# Cylinder seals for an IH 2250 loader.



## Josh in WNY (Sep 7, 2010)

Got around to actually using the IH 2250 loader we have for the 784 and the boom cylinders leak pretty good. Not enough to quite using it, but enough that it needs to be fixed. The local CaseIH dealer wants $138 for each seal kit, but I found the folks here (http://www.hddistributors.com) that have the 'same' kit for $38. Having been burned by cheap parts before, I was wondering if anyone has used these folks before? If so, what did you think?


----------



## slowzuki (Mar 8, 2011)

Local cylinder shop says they can source almost any hydraulic cyl seal at a few dollars a piece even if dealer is hundreds. Even custom made seals are in the under 100$ range they claim.

Their rebuild work is warranteed if you aren't trying to skip fixing chipped rods or rusty barrels.


----------



## Wethay (Jul 17, 2015)

When I worked at a dealership the cylinder seals came out of a box with the right colors and equipment name on them. When I got home my cylinders were rebuilt with seals that came out of a plain box or a zip lock bag because that is what the hydraulic shop put them in when they pulled them off their shelf .


----------



## mlappin (Jun 25, 2009)

Any good hydraulic shop should be able to get the proper seals for pennies on the dollar compared to a dealer. I rebuilt all four on our International field cultivator for less than fifty bucks, dealer wanted $125 for a kit that would do a pair, had two of one size, then 2 smaller ones for rephasing.

Just resealed two 4" master ported cylinders this spring, one for our chisel plow/coulter cart and the other for a spare, had less than $20 for all seals and backing rings.
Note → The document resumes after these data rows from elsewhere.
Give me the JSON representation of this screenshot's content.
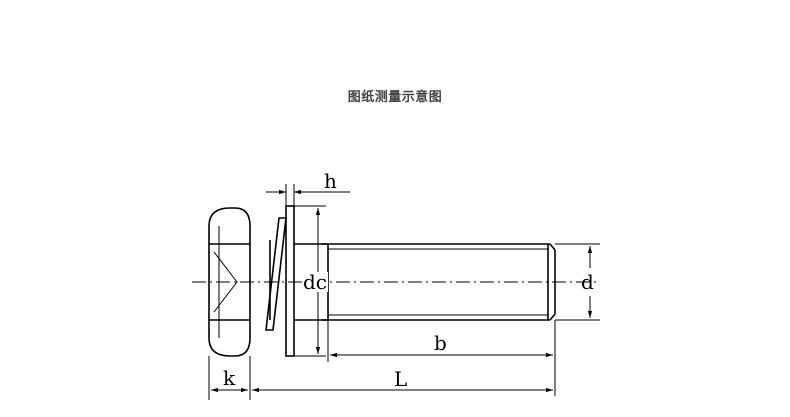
{
  "caption": "图纸测量示意图",
  "labels": {
    "h": "h",
    "dc": "dc",
    "d": "d",
    "b": "b",
    "k": "k",
    "L": "L"
  }
}
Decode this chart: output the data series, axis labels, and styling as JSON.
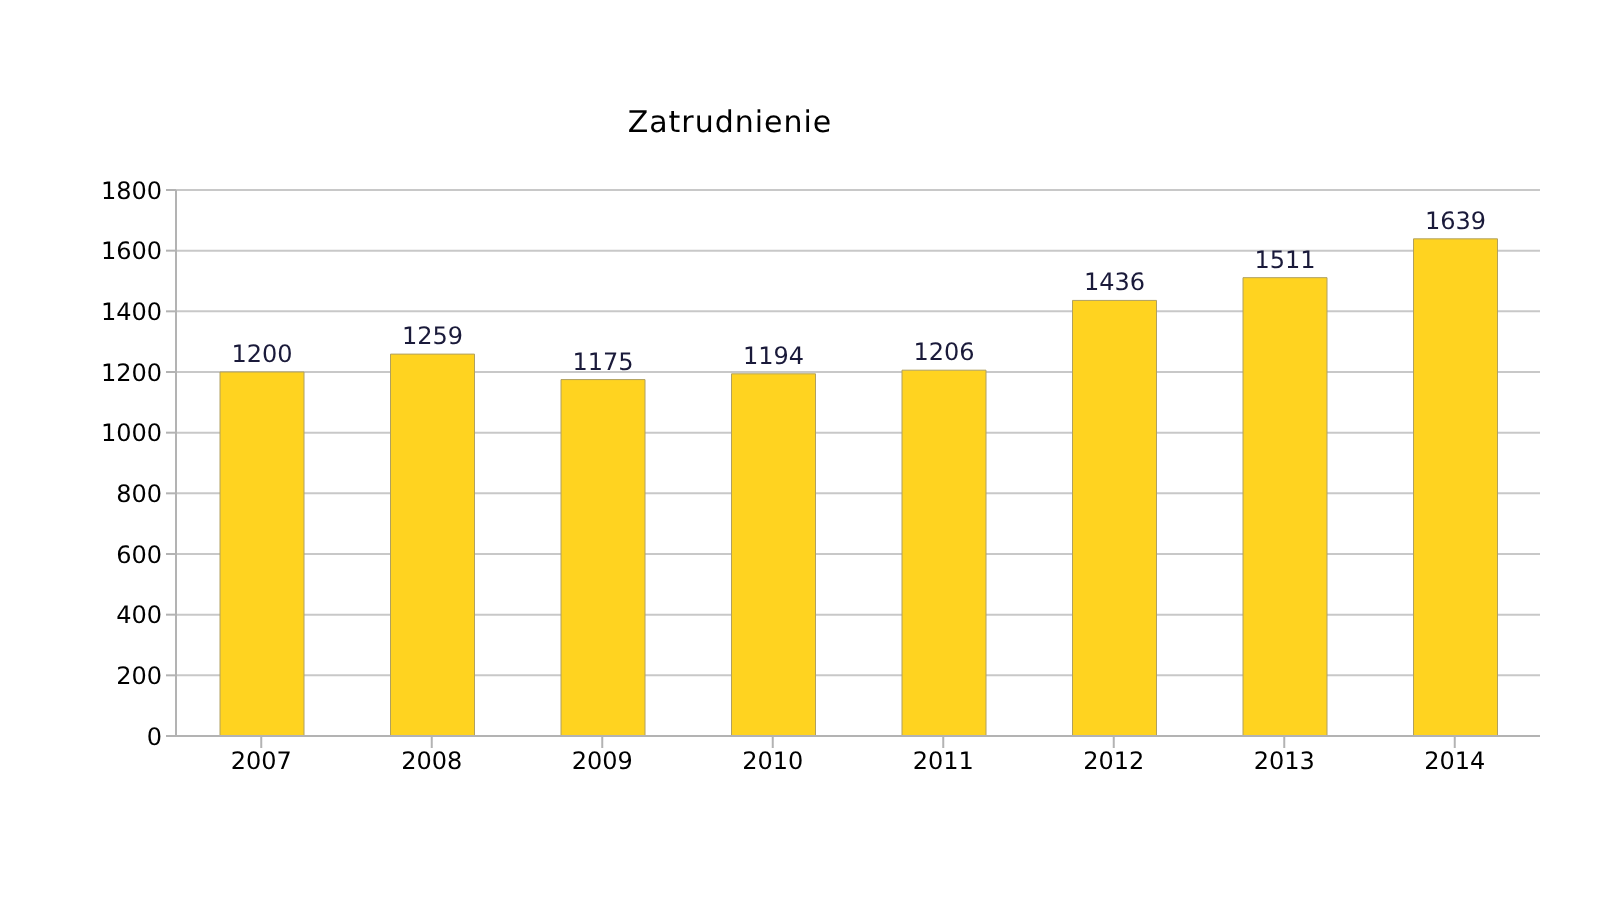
{
  "chart_data": {
    "type": "bar",
    "title": "Zatrudnienie",
    "categories": [
      "2007",
      "2008",
      "2009",
      "2010",
      "2011",
      "2012",
      "2013",
      "2014"
    ],
    "values": [
      1200,
      1259,
      1175,
      1194,
      1206,
      1436,
      1511,
      1639
    ],
    "color": "#ffd320",
    "ylim": [
      0,
      1800
    ],
    "yticks": [
      0,
      200,
      400,
      600,
      800,
      1000,
      1200,
      1400,
      1600,
      1800
    ],
    "grid": "y",
    "data_labels": true,
    "legend": false
  }
}
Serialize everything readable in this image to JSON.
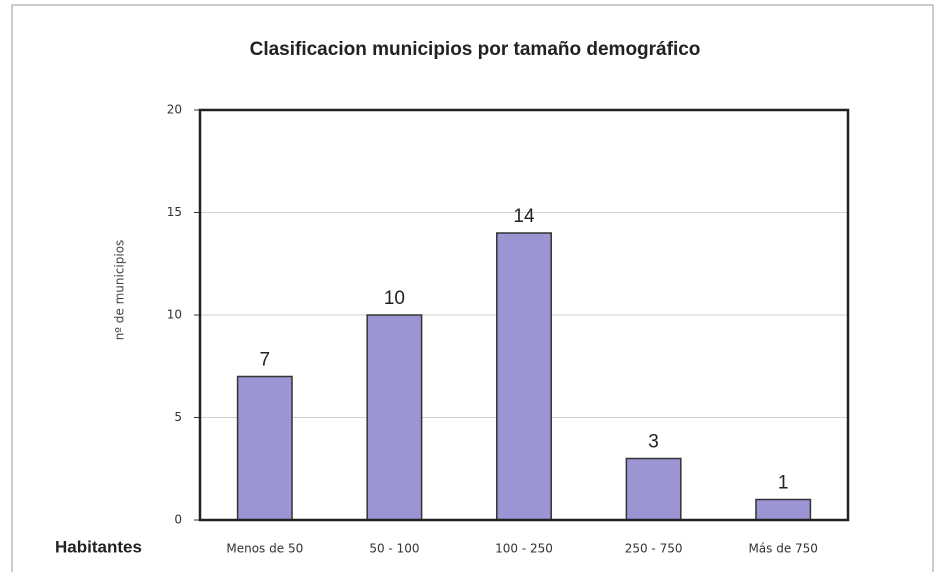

All of em came out of boxes divided by size, came home in a plain zip loc bag instead of one that said Agco or Case.


----------



## r82230 (Mar 1, 2016)

I have a Bush Hog loader, when to dealer, with model and serial number, ordered parts, they came in 4 days later, cost over $200, where not the right parts. Re-ordered, same parts came again (another 4+ days), wrong parts. Took cylinder to local hydraulic shop, they ordered parts and had them the next day, total cost less than $50 and they fit. Returned all Bush Hog delivered parts for refund.

Do as others have mentioned, end of story.

Larry


----------



## Josh in WNY (Sep 7, 2010)

Thanks for all the information. I'm trying to track down a local hydraulic shop to get things from them (or at least talk with them about it). I might pull the cylinder off and apart to make sure it's only the seals that need to be replaced. I don't see any bad spots on the rods, but I can't inspect the glands, piston head, etc. until it's all apart.


----------



## CatfishCalhoun (Aug 28, 2016)

Josh in WNY said:


> Got around to actually using the IH 2250 loader we have for the 784 and the boom cylinders leak pretty good. Not enough to quite using it, but enough that it needs to be fixed. The local CaseIH dealer wants $138 for each seal kit, but I found the folks here (http://www.hddistributors.com) that have the 'same' kit for $38. Having been burned by cheap parts before, I was wondering if anyone has used these folks before? If so, what did you think?


Josh, Is your 2250 on your 666?


----------



## slowzuki (Mar 8, 2011)

Local cylinder shop always says he can match or exceed quality of dealer repack kits for 10% of the cost. He has to order but the seals arrive in 1/2 the time of dealer. I’ve been impressed so far.


----------



## cannonball (Jun 23, 2012)

Josh in WNY said:


> Got around to actually using the IH 2250 loader we have for the 784 and the boom cylinders leak pretty good. Not enough to quite using it, but enough that it needs to be fixed. The local CaseIH dealer wants $138 for each seal kit, but I found the folks here (http://www.hddistributors.com) that have the 'same' kit for $38. Having been burned by cheap parts before, I was wondering if anyone has used these folks before? If so, what did you think?


try here ..they matched perfect...

https://www.baumhydraulics.com/Home/Page/catalog#


----------